For Robby, who had only recently married and received his Doctorate of Pharmacy, the diagnosis came as a shock.
“I had never heard of MD Anderson, but we were in Houston within days,” says Robby. “I like to meet things head on, so I read as much as I could about this cancer. I knew that getting to a cancer center where they were more familiar with olfactory neuroblastoma was my best choice.”
A clear path for olfactory neuroblastoma treatment
Olfactory neuroblastoma and other rare cancers can often baffle physicians not familiar with them and lead patients through a journey that may include years of referrals, treatment and follow-up care. That hasn’t been the case for Robby, thankfully.
His trip to Houston in 2013 proved successful. During his first appointment at MD Anderson, Robby met with head and neck surgeon and skull base tumor specialist Ehab Hanna, M.D., to discuss his treatment plan. Following two surgeries, his cancer went into remission.
When the cancer returned in early 2015, Robby again underwent surgery, including an ethmoidectomy, sphenoidotomy, an endoscopic skull base surgery and a nasoseptal flap reconstruction. Six weeks later, he underwent proton therapy, which helped put the cancer in remission again. But Robby’s second remission was sadly overshadowed by the Witts’ loss of twin boys in an early delivery.
Another olfactory neuroblastoma recurrence
In August 2016, the Witts became parents to a healthy baby girl, Briley, who is now almost three.

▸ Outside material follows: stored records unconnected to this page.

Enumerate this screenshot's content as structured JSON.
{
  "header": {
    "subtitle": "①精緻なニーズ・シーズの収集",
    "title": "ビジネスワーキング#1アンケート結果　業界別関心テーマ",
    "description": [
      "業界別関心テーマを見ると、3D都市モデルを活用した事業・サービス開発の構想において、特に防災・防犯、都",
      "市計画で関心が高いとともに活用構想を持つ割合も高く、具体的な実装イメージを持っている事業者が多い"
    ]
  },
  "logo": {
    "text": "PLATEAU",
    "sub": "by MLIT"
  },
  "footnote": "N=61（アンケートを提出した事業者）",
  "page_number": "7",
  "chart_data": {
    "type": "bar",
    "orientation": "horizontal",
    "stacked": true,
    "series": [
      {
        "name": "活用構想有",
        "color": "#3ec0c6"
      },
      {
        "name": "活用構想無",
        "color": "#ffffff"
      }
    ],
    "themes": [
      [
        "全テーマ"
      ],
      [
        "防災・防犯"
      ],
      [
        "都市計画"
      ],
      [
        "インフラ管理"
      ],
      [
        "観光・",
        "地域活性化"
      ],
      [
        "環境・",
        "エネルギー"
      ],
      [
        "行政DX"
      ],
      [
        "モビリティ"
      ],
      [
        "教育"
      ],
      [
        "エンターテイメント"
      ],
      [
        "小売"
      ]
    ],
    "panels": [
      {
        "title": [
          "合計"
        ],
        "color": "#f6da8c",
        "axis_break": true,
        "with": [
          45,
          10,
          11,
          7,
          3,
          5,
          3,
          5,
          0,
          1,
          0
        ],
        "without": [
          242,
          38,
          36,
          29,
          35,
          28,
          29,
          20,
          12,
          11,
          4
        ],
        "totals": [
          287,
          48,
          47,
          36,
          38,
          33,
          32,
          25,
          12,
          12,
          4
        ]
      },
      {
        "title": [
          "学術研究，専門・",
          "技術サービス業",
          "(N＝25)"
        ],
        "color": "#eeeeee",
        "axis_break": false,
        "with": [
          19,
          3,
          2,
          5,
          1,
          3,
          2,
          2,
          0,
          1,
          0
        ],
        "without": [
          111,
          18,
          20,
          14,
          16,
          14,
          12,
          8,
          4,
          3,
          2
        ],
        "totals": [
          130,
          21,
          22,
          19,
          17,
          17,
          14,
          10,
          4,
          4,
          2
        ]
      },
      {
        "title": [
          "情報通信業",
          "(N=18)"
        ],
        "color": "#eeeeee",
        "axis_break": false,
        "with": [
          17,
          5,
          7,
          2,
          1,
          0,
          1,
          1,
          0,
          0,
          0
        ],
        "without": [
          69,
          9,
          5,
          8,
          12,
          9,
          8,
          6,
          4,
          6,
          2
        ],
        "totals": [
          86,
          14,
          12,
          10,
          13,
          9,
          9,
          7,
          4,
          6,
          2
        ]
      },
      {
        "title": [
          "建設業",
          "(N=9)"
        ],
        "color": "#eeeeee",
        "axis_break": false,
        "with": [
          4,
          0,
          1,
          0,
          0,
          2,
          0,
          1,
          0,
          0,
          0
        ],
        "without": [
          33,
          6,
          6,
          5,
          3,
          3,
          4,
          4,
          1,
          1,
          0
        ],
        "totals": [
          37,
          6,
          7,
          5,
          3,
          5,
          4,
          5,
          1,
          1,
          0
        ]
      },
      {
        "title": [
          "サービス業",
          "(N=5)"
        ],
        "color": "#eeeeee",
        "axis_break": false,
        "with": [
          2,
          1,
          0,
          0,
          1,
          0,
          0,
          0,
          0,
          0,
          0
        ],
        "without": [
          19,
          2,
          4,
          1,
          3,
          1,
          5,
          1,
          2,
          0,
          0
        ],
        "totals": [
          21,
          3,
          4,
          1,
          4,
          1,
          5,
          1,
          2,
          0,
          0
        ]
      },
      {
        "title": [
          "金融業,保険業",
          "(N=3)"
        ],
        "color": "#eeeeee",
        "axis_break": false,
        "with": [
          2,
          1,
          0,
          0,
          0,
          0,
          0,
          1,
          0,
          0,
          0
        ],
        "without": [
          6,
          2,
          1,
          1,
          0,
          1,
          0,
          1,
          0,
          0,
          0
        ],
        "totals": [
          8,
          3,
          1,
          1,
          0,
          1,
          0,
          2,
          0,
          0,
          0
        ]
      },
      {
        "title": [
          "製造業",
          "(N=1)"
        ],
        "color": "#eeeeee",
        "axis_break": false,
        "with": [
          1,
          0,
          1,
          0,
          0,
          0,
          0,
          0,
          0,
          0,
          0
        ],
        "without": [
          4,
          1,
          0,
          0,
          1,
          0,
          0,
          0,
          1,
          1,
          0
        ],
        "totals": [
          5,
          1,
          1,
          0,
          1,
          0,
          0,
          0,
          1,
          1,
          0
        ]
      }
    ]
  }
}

For six months after her birth, the family seemed to at last be getting past the tragedies that had befallen them.
But in March 2017, Robby learned the cancer had returned during a routine MRI at MD Anderson. This time, the cancer had spread to the lymph nodes in his neck. That April, Robby began treatment, including six weeks of intensity-modulated proton therapy.

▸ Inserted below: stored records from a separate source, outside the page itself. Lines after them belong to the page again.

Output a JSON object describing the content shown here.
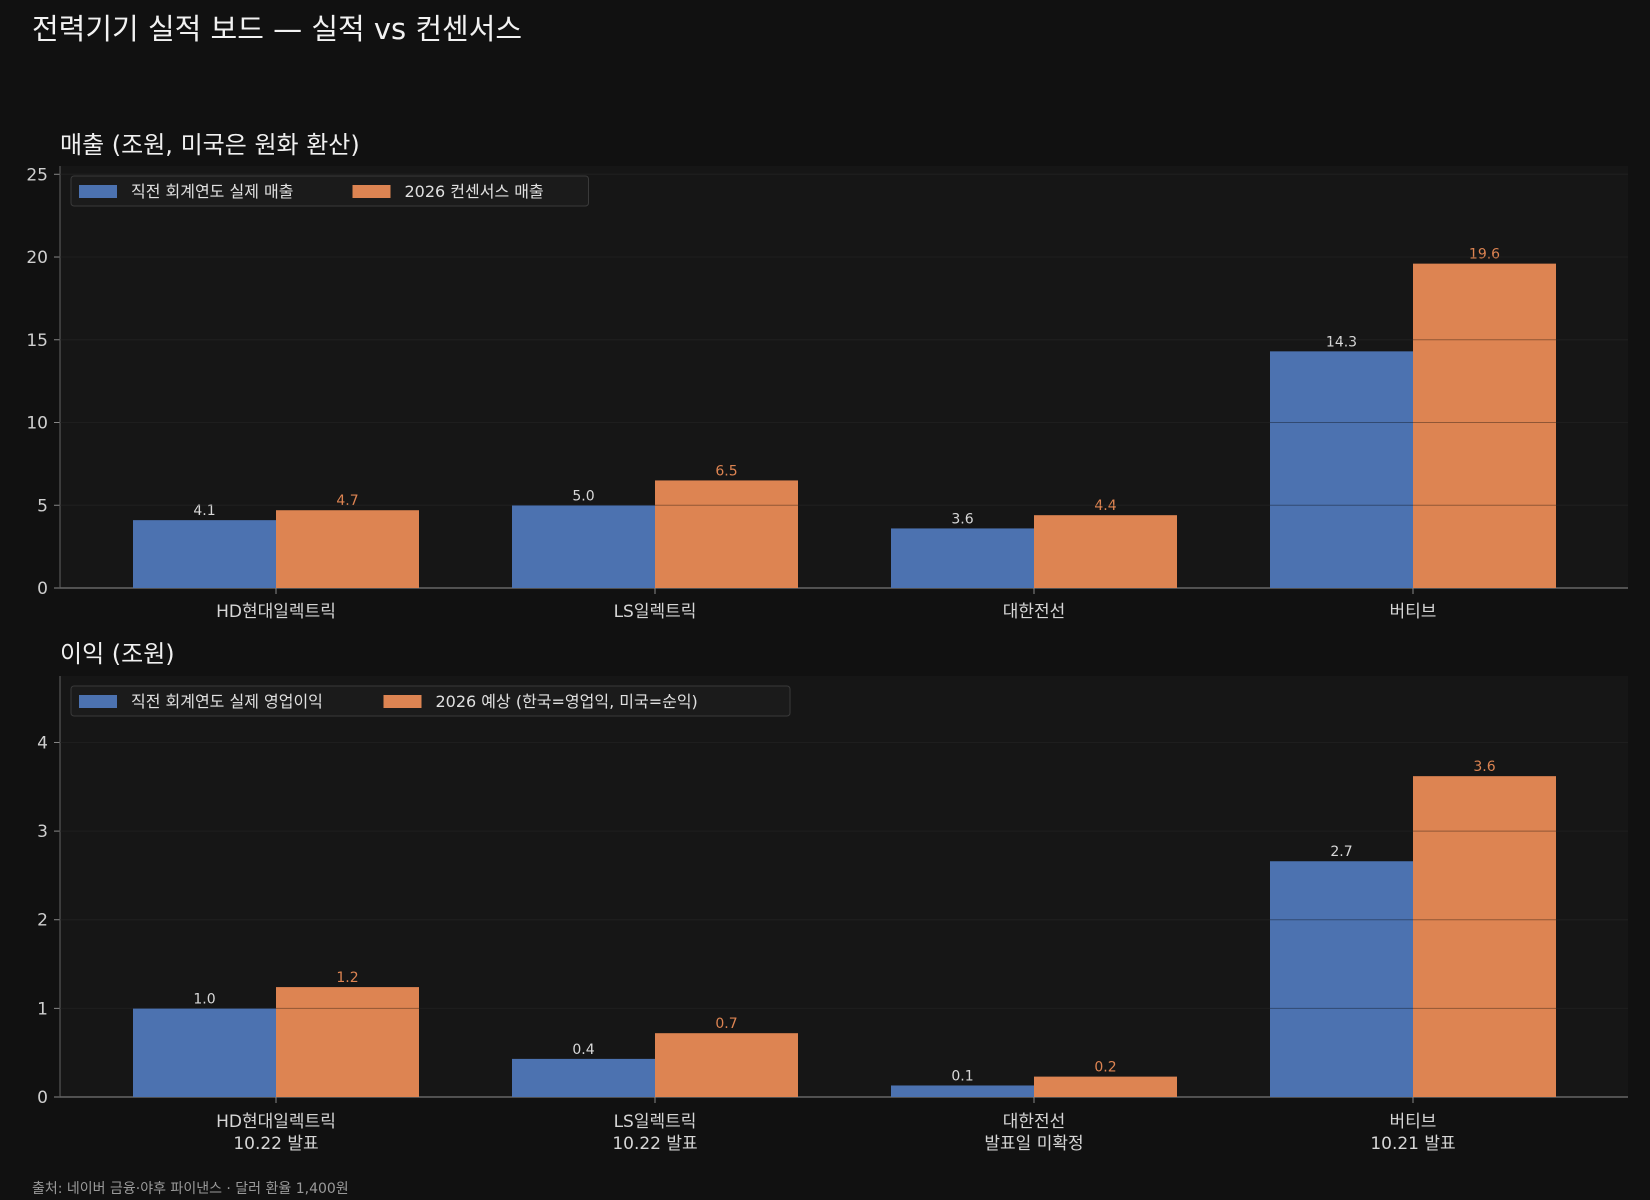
{
  "title": "전력기기 실적 보드 — 실적 vs 컨센서스",
  "footer": "출처: 네이버 금융·야후 파이낸스 · 달러 환율 1,400원",
  "colors": {
    "background": "#111111",
    "panel": "#161616",
    "actual": "#4c72b0",
    "forecast": "#dd8452",
    "grid": "#2e2e2e"
  },
  "chart_data": [
    {
      "type": "bar",
      "title": "매출 (조원, 미국은 원화 환산)",
      "categories": [
        [
          "HD현대일렉트릭"
        ],
        [
          "LS일렉트릭"
        ],
        [
          "대한전선"
        ],
        [
          "버티브"
        ]
      ],
      "series": [
        {
          "name": "직전 회계연도 실제 매출",
          "values": [
            4.1,
            5.0,
            3.6,
            14.3
          ],
          "labels": [
            "4.1",
            "5.0",
            "3.6",
            "14.3"
          ],
          "color": "#4c72b0",
          "label_color": "#d8d8d8"
        },
        {
          "name": "2026 컨센서스 매출",
          "values": [
            4.7,
            6.5,
            4.4,
            19.6
          ],
          "labels": [
            "4.7",
            "6.5",
            "4.4",
            "19.6"
          ],
          "color": "#dd8452",
          "label_color": "#dd8452"
        }
      ],
      "ylim": [
        0,
        25.5
      ],
      "yticks": [
        0,
        5,
        10,
        15,
        20,
        25
      ],
      "grid": true,
      "legend_position": "top-left"
    },
    {
      "type": "bar",
      "title": "이익 (조원)",
      "categories": [
        [
          "HD현대일렉트릭",
          "10.22 발표"
        ],
        [
          "LS일렉트릭",
          "10.22 발표"
        ],
        [
          "대한전선",
          "발표일 미확정"
        ],
        [
          "버티브",
          "10.21 발표"
        ]
      ],
      "series": [
        {
          "name": "직전 회계연도 실제 영업이익",
          "values": [
            1.0,
            0.43,
            0.13,
            2.66
          ],
          "labels": [
            "1.0",
            "0.4",
            "0.1",
            "2.7"
          ],
          "color": "#4c72b0",
          "label_color": "#d8d8d8"
        },
        {
          "name": "2026 예상 (한국=영업익, 미국=순익)",
          "values": [
            1.24,
            0.72,
            0.23,
            3.62
          ],
          "labels": [
            "1.2",
            "0.7",
            "0.2",
            "3.6"
          ],
          "color": "#dd8452",
          "label_color": "#dd8452"
        }
      ],
      "ylim": [
        0,
        4.75
      ],
      "yticks": [
        0,
        1,
        2,
        3,
        4
      ],
      "grid": true,
      "legend_position": "top-left"
    }
  ]
}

He remained in Houston through the summer and on into September for speech therapy and to prepare for another surgery -- a surgical nasal endoscopy. But just two weeks before surgery, the apartment where he was staying flooded during Hurricane Harvey. Thanks to his dedicated care team, he was still able to prepare for his Sept. 15, 2017 surgery.
More reasons to celebrate
Since that last surgery, Robby has shown no evidence of disease. He still travels to Houston every four months for check-ups, but so far all of the news he’s gotten has been good. And last summer, his wife gave birth to another daughter, Skylar.
Through both their setbacks and these more-recent reasons to celebrate, the Witts have maintained a remarkable outlook that they credit to their faith and their commitment to live in the moment. A favorite coffee cup bears a slogan that speaks to one way they are able to remain positive: “Life is not waiting for the storm to pass. It’s about learning to dance in the rain.”